When I took Mix back to the school, it had an immediate impact. My colleagues saw huge potential because it could breathe a lot of life into existing PowerPoint teaching assets. And the big attraction was easy adoption. Our teachers were already comfortable with PowerPoint. With relatively little effort, they could make their existing teaching assets far more powerful.

To flip, or not to flip

It’s early days, but we’re using the Mix tool to ‘flip’ our learning. We are starting to change the way a task is formulated – which conforms to the ‘Modification’ part of the SMAR model. With better video content and quizzes, we motivate students to learn course content before they arrive in the class. Then we check test results. This enables us to make sure our students are thoroughly prepared before class.

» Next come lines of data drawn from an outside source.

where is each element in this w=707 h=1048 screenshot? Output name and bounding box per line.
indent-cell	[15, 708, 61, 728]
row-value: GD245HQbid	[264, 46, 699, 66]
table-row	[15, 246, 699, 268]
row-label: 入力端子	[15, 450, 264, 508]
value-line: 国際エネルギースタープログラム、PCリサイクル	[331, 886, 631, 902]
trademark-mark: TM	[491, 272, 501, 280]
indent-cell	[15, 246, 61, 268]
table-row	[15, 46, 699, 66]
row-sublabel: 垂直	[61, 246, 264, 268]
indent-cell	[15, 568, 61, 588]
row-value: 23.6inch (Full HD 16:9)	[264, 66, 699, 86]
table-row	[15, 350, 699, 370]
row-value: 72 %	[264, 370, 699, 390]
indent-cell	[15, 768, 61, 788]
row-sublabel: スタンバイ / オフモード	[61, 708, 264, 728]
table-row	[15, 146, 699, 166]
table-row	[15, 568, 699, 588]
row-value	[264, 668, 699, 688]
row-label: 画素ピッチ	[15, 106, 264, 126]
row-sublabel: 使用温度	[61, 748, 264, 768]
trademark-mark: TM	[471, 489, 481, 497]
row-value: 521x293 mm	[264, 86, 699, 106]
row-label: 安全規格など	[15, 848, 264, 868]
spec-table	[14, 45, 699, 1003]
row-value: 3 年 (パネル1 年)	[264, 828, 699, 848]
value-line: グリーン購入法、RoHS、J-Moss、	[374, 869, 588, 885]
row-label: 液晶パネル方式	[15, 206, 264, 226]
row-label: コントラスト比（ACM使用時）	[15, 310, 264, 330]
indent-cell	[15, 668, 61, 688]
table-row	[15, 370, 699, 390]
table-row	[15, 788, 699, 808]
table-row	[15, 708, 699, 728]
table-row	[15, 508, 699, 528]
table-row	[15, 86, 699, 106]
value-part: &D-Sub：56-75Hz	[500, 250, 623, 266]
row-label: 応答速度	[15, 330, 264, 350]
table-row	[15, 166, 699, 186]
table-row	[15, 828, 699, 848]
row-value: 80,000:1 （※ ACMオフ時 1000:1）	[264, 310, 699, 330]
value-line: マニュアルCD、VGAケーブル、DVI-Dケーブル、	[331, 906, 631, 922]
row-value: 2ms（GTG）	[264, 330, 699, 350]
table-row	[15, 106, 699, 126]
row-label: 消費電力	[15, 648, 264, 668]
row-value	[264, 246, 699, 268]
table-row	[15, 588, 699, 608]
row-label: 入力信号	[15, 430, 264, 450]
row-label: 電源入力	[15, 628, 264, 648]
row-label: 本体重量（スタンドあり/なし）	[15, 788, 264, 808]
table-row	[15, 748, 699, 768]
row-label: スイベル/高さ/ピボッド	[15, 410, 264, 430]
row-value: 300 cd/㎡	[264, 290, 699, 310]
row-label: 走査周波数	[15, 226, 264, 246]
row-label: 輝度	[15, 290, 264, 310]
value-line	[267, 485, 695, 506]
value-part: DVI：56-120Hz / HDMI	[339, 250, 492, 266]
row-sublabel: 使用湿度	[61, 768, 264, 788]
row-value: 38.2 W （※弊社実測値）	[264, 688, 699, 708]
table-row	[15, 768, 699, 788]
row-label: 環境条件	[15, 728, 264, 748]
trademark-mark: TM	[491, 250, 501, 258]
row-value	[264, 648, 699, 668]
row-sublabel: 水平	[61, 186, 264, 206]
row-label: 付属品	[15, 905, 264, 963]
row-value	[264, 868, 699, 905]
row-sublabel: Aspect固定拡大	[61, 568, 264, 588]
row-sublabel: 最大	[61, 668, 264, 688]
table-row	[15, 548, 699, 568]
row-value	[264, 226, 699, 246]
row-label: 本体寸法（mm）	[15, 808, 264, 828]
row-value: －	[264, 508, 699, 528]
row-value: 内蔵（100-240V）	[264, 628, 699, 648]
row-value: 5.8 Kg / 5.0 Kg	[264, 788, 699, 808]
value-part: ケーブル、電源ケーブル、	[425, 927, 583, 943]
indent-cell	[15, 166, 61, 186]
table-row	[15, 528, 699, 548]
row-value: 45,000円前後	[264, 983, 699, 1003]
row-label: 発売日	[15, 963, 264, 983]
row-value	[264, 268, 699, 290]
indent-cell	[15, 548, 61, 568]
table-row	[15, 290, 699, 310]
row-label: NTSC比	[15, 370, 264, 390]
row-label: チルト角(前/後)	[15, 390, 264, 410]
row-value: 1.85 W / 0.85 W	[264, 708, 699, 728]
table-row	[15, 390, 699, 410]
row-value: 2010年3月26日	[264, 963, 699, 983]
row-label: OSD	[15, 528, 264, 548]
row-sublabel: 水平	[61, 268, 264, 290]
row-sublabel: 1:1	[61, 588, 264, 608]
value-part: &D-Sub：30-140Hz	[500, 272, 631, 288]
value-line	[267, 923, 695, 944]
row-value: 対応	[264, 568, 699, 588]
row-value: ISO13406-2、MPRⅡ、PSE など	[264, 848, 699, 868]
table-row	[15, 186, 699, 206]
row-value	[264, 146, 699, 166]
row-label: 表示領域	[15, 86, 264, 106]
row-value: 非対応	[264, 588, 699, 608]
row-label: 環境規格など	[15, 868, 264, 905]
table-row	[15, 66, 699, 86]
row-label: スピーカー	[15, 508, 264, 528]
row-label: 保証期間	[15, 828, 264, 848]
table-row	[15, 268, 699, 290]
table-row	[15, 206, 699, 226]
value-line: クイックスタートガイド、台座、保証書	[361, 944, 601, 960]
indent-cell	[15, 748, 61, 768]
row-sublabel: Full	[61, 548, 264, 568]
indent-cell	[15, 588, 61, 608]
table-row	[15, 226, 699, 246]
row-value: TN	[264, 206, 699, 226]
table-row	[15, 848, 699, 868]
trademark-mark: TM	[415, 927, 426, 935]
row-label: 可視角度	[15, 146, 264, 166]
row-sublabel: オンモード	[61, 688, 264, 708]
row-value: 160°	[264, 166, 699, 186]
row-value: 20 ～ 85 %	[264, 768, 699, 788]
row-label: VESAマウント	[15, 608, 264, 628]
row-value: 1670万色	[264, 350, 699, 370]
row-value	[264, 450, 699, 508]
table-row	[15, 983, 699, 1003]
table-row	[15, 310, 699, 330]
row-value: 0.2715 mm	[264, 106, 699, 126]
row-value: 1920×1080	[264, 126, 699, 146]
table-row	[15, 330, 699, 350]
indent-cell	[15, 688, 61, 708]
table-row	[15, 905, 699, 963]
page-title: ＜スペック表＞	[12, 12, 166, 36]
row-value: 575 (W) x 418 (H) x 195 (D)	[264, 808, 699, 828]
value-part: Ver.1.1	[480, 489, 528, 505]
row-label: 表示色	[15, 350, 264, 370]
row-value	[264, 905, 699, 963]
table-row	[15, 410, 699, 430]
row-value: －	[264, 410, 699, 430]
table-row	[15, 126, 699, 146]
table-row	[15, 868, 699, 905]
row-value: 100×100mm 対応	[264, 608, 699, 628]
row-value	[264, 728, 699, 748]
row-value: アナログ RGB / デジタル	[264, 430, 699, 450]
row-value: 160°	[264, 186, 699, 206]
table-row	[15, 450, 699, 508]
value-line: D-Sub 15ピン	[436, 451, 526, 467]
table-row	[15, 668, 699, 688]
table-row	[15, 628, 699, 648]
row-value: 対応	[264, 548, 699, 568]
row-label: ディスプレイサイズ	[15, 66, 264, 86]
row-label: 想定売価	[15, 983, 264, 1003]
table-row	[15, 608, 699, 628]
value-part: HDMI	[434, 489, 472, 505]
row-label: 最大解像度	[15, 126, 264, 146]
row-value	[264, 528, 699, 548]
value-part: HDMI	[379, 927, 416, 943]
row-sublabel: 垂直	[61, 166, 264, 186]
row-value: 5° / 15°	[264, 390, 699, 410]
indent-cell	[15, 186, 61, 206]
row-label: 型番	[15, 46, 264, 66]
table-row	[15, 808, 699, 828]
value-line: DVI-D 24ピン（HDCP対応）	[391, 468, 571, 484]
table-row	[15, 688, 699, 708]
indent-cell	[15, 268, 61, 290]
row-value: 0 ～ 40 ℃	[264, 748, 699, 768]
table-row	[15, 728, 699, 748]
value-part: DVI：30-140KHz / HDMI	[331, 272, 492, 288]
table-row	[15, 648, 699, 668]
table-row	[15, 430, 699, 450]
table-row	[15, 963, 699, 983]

Incidentally, the devices we use are fairly mixed: I use a Surface Pro 3, and the students have a mix of Windows laptops and Google Chromebooks. We brought Office Mix into our online, cloud world a year ago, and it works equally well on all our devices.

Taking arms against a sea of text

So how does it work in practice? Currently, I’m using Mix to teach Hamlet to Year 12 students. This is a good test for Mix. It’s a huge challenge to just pound through the text and understand the language – and that’s before we even start talking about the themes and relevance of the play. Right now we’re preparing for external exams, so my big challenge is ensuring students know the text.

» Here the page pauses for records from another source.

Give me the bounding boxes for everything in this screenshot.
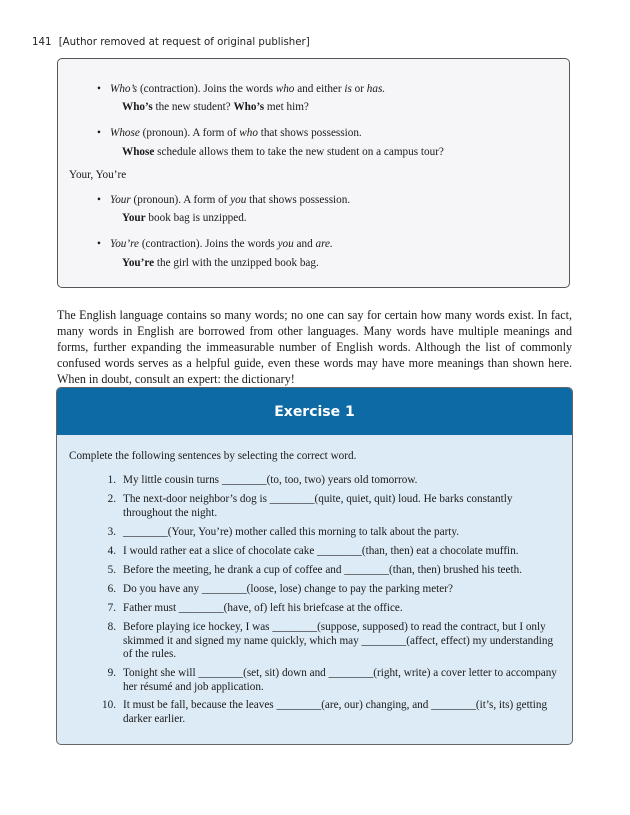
- word: has.: [366, 83, 386, 95]
- word: who: [239, 127, 258, 139]
- bullet-icon: •: [97, 194, 101, 206]
- question-number: 8.: [107, 621, 116, 633]
- question-number: 6.: [107, 583, 116, 595]
- part-of-speech: (pronoun). A form of: [133, 194, 228, 206]
- question-text: My little cousin turns ________(to, too, two) years old tomorrow.: [123, 474, 418, 486]
- question-text: The next-door neighbor’s dog is ________(quite, quiet, quit) loud. He barks constantly throughout the night.: [123, 493, 513, 519]
- definition-youre: [97, 238, 333, 250]
- question-number: 10.: [102, 699, 116, 711]
- group-heading: Your, You’re: [69, 169, 127, 181]
- term-whose: Whose: [110, 127, 140, 139]
- part-of-speech: (contraction). Joins the words: [139, 83, 273, 95]
- bullet-icon: •: [97, 127, 101, 139]
- definition-your: [97, 194, 351, 206]
- question-number: 9.: [107, 667, 116, 679]
- word: are.: [315, 238, 333, 250]
- example-bold: Who’s: [233, 101, 265, 113]
- word: you: [277, 238, 294, 250]
- example-bold: Your: [122, 212, 146, 224]
- part-of-speech: (pronoun). A form of: [142, 127, 237, 139]
- example-your: [122, 212, 247, 224]
- question-text: Do you have any ________(loose, lose) change to pay the parking meter?: [123, 583, 453, 595]
- connector-text: and either: [297, 83, 342, 95]
- term-your: Your: [110, 194, 131, 206]
- term-whos: Who’s: [110, 83, 138, 95]
- definition-text: that shows possession.: [249, 194, 351, 206]
- question-number: 7.: [107, 602, 116, 614]
- question-text: Tonight she will ________(set, sit) down and ________(right, write) a cover letter to accompany her résumé and job application.: [123, 667, 557, 693]
- definition-whose: [97, 127, 362, 139]
- word: who: [275, 83, 295, 95]
- question-text: Father must ________(have, of) left his briefcase at the office.: [123, 602, 403, 614]
- question-text: It must be fall, because the leaves ________(are, our) changing, and ________(it’s, its) getting darker earlier.: [123, 699, 548, 725]
- example-whose: [122, 146, 444, 158]
- connector-text: or: [354, 83, 364, 95]
- question-number: 2.: [107, 493, 116, 505]
- question-number: 4.: [107, 545, 116, 557]
- example-text: book bag is unzipped.: [148, 212, 247, 224]
- author-attribution: [Author removed at request of original publisher]: [58, 37, 310, 48]
- definition-text: that shows possession.: [260, 127, 362, 139]
- question-text: Before the meeting, he drank a cup of coffee and ________(than, then) brushed his teeth.: [123, 564, 522, 576]
- example-text: the new student?: [155, 101, 231, 113]
- connector-text: and: [296, 238, 313, 250]
- definitions-box: [57, 58, 570, 288]
- example-bold: Who’s: [122, 101, 153, 113]
- example-bold: You’re: [122, 257, 155, 269]
- question-text: I would rather eat a slice of chocolate cake ________(than, then) eat a chocolate muffin.: [123, 545, 519, 557]
- question-number: 3.: [107, 526, 116, 538]
- page-number: 141: [32, 37, 52, 48]
- question-number: 1.: [107, 474, 116, 486]
- example-text: the girl with the unzipped book bag.: [156, 257, 319, 269]
- question-text: ________(Your, You’re) mother called this morning to talk about the party.: [123, 526, 460, 538]
- definition-whos: [97, 83, 386, 95]
- exercise-title: Exercise 1: [57, 388, 572, 435]
- example-text: met him?: [266, 101, 309, 113]
- example-text: schedule allows them to take the new student on a campus tour?: [157, 146, 444, 158]
- exercise-box: [56, 387, 573, 745]
- bullet-icon: •: [97, 238, 101, 250]
- word: you: [230, 194, 247, 206]
- part-of-speech: (contraction). Joins the words: [141, 238, 275, 250]
- page-header: [32, 37, 310, 48]
- bullet-icon: •: [97, 83, 101, 95]
- term-youre: You’re: [110, 238, 140, 250]
- body-paragraph: The English language contains so many words; no one can say for certain how many words exist. In fact, many words in English are borrowed from other languages. Many words have multiple meanings and forms, further expanding the immeasurable number of English words. Although the list of commonly confused words serves as a helpful guide, even these words may have more meanings than shown here. When in doubt, consult an expert: the dictionary!: [57, 308, 572, 386]
- example-whos: [122, 101, 309, 113]
- exercise-instructions: Complete the following sentences by selecting the correct word.: [69, 450, 357, 462]
- question-number: 5.: [107, 564, 116, 576]
- question-text: Before playing ice hockey, I was ________(suppose, supposed) to read the contract, but I only skimmed it and signed my name quickly, which may ________(affect, effect) my understanding of the rules.: [123, 621, 554, 660]
- example-bold: Whose: [122, 146, 155, 158]
- word: is: [344, 83, 352, 95]
- example-youre: [122, 257, 319, 269]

What I’ve done is to build parts of the play into a series of PowerPoint presentations. This becomes the class preparation. Every few slides I insert a quiz, which is very easy and takes almost no time to set up. The fact that the quizzes are there encourages students to engage seriously with what I’m trying to communicate.

Now for the analytics. I don’t just see students’ results, I see how long they spend looking at each slide, and how long they spend answering the question. This gives me a pretty shrewd idea of the level of engagement.

Given the challenges of teaching Hamlet, this brings big benefits. First I can see which parts of my teaching resource are working best. If I’ve put a video of a scene from Hamlet into the deck, and students are watching it over and over again, I know I’ve created a valuable resource.

Conversely, if students spend less time with a video than its run time, I know my videos are too long.

The point is, the analytics in Mix quizzes mean I get continual feedback on my own Flip techniques. I find out what works and constantly improve my materials.

Nobler in the mind

The effects are twofold. First, student engagement has steadily increased throughout the term. I think that’s a reflection of the fact that the course content keeps changing, as I build more experiences that I know students respond to. ‘Augmentation’, in the SAMR model.

It also a reflection of the fact students like working in Mix. When classes start they aren’t still wrestling with the text. Instead, we get straight into discussing the complex ideas they need to master to perform well in exams: in my case, class, power and politics in Elizabethan England.

The second effect is the power of early intervention. I don’t have to sense when a students is disengaged – I can see it. The analytics pattern shows it straight away, and I can intervene very early.

This is ‘Redefining’, in the SAMR model: doing something that was simply not possible without the technology. And with difficult subjects like Shakespeare, early intervention reaps huge rewards.